Für besonderes Engagement im sportlichen Bereich wurden Heinrich Angermann in Abwesenheit, Karl Bode und August Wilhelm Gehrke geehrt. Angermann hatte 1990 den Radsportverein Pattensen gegründet, der zahlreiche Erfolge feiern konnte und sich auch über den Sport hinaus mit zahlreichen öffentlichen Veranstaltungen für die Stadt engagierte. Der 75-jährige Bode hat sich beim SV Koldingen in zahlreichen Ämtern engagiert, war unter anderem Gerätewart wie auch Jugendwart und steht heute noch bei Veranstaltungen hinter dem Grill und sorgt für die Zubereitung der Würstchen.

Der 1935 geborene Gehrke ist seit 70 Jahren Mitglied im TSV Pattensen und hat sich dort ebenfalls in zahlreichen Ämtern engagiert. Er erinnerte sich daran, wie er als Elfjähriger 1946 in den Verein eingetreten ist. „Wir hatten keine Schuhe, keine Hosen und keine Trikots. Wenn wir im Ratskeller trainiert haben, mussten wir im Winter Kohle zum Heizen mitbringen, um es ein wenig warm zu haben“, sagte er. Doch es habe immer Spaß gemacht. Bereits in ihrer Rede erwähnte Schumann auch die Leistung der Mitglieder der freiwilligen Feuerwehr. „Für diesen ehrenamtlichen Einsatz bin ich sehr dankbar“, sagte sie.

Bürgermeister Masson ruft zum Zusammenhalt auf

Der Bürgermeister aus Pattensens französischer Partnerstadt Saint-Aubin-lès-Elbeuf, Jean-Marie Masson, nahm am Empfang teil. Er begrüßte die Gäste zunächst auf Deutsch, sprach dann aber in Französisch weiter. Seine Rede wurde zeitgleich in der deutschen Übersetzung mit einem Beamer auf eine Leinwand übertragen. Masson ging vor allem auf die aus seiner Sicht besorgniserregende weltpolitische Lage ein. Er erinnerte an den Anschlag in Berlin im Dezember und sprach den Deutschen die Solidarität Frankreichs aus. Die Tendenz vieler Länder, sich voneinander abzuschotten, sei inakzeptabel. Sie werde vorangetrieben von „populistischen Politikern, die überhaupt nichts verstehen“, sagte er.

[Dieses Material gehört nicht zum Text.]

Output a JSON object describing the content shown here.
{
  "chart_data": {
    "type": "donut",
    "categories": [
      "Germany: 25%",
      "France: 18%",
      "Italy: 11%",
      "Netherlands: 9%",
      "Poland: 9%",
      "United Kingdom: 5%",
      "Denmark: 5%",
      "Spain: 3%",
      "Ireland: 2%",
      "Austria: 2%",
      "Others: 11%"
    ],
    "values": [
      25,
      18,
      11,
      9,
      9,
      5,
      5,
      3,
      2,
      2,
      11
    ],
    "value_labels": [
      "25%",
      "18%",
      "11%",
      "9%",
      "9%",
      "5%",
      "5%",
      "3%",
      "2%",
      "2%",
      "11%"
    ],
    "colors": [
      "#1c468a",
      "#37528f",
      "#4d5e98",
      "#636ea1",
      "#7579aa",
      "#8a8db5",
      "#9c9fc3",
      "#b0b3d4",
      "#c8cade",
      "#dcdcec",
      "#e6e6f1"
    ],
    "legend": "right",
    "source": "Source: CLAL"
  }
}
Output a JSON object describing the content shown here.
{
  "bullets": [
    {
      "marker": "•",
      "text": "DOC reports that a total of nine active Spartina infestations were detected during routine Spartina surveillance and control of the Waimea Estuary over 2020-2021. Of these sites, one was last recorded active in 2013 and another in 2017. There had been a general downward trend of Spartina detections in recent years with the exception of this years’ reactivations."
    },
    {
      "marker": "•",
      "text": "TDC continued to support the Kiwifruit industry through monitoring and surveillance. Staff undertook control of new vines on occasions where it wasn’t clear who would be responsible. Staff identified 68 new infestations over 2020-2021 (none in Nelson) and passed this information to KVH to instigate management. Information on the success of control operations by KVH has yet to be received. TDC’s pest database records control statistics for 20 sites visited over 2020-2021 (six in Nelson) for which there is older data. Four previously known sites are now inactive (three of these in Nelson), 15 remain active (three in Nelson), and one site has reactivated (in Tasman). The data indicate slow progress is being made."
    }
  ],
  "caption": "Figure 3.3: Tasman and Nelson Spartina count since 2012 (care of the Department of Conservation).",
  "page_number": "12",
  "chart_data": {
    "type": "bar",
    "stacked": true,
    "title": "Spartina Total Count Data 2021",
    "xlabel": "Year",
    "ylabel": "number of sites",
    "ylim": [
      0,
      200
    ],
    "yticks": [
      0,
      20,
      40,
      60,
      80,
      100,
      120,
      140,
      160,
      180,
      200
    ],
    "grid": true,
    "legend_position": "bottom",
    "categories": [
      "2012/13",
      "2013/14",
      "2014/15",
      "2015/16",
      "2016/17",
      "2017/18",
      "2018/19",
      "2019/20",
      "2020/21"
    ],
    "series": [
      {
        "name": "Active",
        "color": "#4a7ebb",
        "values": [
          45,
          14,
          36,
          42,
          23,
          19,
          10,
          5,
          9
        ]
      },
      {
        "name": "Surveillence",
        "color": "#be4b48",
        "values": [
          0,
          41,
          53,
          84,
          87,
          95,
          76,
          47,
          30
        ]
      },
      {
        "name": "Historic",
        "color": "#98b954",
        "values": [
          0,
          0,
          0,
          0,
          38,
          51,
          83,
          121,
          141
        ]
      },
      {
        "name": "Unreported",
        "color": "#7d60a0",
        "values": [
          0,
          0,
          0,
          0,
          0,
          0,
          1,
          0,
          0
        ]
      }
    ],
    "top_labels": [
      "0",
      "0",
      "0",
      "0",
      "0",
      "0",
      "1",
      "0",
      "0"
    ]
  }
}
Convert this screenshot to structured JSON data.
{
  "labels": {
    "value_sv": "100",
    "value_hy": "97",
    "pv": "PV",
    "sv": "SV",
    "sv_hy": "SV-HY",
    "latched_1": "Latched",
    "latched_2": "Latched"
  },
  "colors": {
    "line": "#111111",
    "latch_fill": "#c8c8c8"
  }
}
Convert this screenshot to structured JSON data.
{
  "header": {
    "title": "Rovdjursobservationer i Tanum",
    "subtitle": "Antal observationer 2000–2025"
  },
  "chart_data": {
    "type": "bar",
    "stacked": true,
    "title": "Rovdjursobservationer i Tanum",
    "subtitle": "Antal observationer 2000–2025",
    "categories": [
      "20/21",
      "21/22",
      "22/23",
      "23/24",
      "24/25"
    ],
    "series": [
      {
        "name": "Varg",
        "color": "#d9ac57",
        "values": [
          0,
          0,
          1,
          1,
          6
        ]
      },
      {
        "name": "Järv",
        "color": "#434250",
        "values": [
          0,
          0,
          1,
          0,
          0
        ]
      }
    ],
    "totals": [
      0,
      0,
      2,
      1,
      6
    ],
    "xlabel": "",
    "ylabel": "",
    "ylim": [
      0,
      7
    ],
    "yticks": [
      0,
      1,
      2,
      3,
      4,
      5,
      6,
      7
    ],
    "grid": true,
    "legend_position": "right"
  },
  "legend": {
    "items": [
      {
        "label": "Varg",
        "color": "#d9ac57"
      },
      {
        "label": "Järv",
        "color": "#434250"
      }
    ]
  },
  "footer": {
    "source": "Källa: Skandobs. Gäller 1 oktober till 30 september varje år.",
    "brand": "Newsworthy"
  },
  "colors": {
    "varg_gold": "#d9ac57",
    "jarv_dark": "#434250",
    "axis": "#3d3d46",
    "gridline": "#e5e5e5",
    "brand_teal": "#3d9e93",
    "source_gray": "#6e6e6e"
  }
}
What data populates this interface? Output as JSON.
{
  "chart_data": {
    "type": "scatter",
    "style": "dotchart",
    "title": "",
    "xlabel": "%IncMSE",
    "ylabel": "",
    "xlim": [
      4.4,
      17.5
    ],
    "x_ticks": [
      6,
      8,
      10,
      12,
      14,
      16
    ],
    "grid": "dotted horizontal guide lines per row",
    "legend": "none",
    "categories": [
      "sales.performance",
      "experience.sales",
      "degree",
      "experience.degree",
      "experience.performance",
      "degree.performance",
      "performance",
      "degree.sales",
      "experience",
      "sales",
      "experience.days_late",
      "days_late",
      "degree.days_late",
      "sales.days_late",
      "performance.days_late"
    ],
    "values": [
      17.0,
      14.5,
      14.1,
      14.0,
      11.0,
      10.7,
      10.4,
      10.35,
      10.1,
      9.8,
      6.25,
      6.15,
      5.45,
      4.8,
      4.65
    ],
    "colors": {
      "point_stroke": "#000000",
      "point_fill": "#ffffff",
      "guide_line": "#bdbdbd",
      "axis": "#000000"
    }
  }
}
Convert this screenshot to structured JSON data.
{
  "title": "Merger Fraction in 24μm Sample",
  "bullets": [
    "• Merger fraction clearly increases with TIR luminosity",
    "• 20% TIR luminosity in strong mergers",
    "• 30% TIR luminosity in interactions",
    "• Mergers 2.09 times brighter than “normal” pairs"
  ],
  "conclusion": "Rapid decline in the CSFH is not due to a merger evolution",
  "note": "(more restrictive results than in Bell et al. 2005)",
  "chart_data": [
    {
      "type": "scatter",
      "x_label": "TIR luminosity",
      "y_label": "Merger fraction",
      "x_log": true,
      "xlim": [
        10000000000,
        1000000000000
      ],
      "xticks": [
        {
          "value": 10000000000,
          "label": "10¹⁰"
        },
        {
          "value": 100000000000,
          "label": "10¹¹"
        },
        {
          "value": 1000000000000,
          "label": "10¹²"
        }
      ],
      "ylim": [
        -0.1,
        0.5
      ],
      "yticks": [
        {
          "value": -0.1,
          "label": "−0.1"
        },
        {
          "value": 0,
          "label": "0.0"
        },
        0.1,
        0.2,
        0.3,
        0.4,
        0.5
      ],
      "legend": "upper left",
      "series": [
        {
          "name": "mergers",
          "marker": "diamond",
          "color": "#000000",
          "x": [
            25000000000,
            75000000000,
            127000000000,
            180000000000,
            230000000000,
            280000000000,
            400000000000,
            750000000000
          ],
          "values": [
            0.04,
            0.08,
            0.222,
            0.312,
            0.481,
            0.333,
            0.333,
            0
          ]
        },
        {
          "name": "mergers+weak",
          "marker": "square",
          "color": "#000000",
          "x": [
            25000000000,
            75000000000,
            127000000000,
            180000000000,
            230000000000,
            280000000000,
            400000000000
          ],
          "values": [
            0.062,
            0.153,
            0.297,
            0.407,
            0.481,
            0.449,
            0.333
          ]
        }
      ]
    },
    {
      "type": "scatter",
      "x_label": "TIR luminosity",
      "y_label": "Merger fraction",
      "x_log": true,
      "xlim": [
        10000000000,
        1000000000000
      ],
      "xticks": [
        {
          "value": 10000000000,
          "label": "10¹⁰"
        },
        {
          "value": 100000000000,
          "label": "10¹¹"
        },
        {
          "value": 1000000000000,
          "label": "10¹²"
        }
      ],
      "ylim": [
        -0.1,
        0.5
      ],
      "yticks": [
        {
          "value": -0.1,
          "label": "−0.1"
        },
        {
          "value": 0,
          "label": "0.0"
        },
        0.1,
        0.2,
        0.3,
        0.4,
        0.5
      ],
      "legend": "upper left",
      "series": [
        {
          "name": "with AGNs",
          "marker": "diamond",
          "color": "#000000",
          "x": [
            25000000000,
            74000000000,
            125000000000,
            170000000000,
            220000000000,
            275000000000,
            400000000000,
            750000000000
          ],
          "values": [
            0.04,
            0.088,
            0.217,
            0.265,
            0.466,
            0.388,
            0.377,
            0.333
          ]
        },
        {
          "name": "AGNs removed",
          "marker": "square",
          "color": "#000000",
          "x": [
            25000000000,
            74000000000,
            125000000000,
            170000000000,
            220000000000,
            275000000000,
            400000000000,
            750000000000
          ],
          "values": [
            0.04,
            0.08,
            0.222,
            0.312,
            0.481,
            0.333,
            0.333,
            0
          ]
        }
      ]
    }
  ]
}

Für ihn sei es eine Verpflichtung, gegen diese Tendenzen zu arbeiten und sich für den Zusammenhalt der Länder einzusetzen, um „Europa wieder aufblühen zu lassen“. Wichtig sei es auch, Jugendliche in diesen Prozess einzubinden. Sie haben die dunklen Zeiten eines Krieges nicht kennen gelernt, sollten sich dieser aber bewusst sein, sagte er.

Masson wies auch darauf hin, dass die Partnerschaft zwischen Pattensen und Saint-Aubin-lès-Elbeuf 2017 seit 40 Jahren besteht. Es werde verschiedene Veranstaltungen dazu geben, auf die er sich jetzt bereits freue. Höhepunkt soll eine große Feier in Saint-Aubin-lès-Elbeuf über die Pfingsttage sein.

Die Band Wednesnight spielt Hits

„Ihr dürft auch gerne mitsingen und mitklatschen“, sagte eine der beiden Sängerinnen der Schülerband Wednesnight zu den rund 250 Gästen beim Neujahrsempfang und nutzte wie bei einer Popband üblich die vertraute Anredeform. Gesungen wurde dann zwar nicht, doch beim Klatschen ließen sich die Gäste nicht lange bitten. Die Band spielte unter anderem Hits von Christina Stürmer und Sportfreunde Stiller.

In der Band sind Schüler aus vier Jahrgängen der KGS Pattensen sowie der Musiklehrer Thomas Schrader. Ihren Namen trägt sie, weil sie immer am Mittwochabend probt. Auch Bürgermeisterin Ramona Schumann hat die Band schon einmal bei einer Probe besucht und mitgesungen. „Sich vor so vielen Leuten auf die Bühne zu stellen und live zu spielen, erfordert viel Mut. Dafür sollten sie mit einem extragroßen Applaus belohnt werden“, sagte sie. Den bekam die Band dann auch.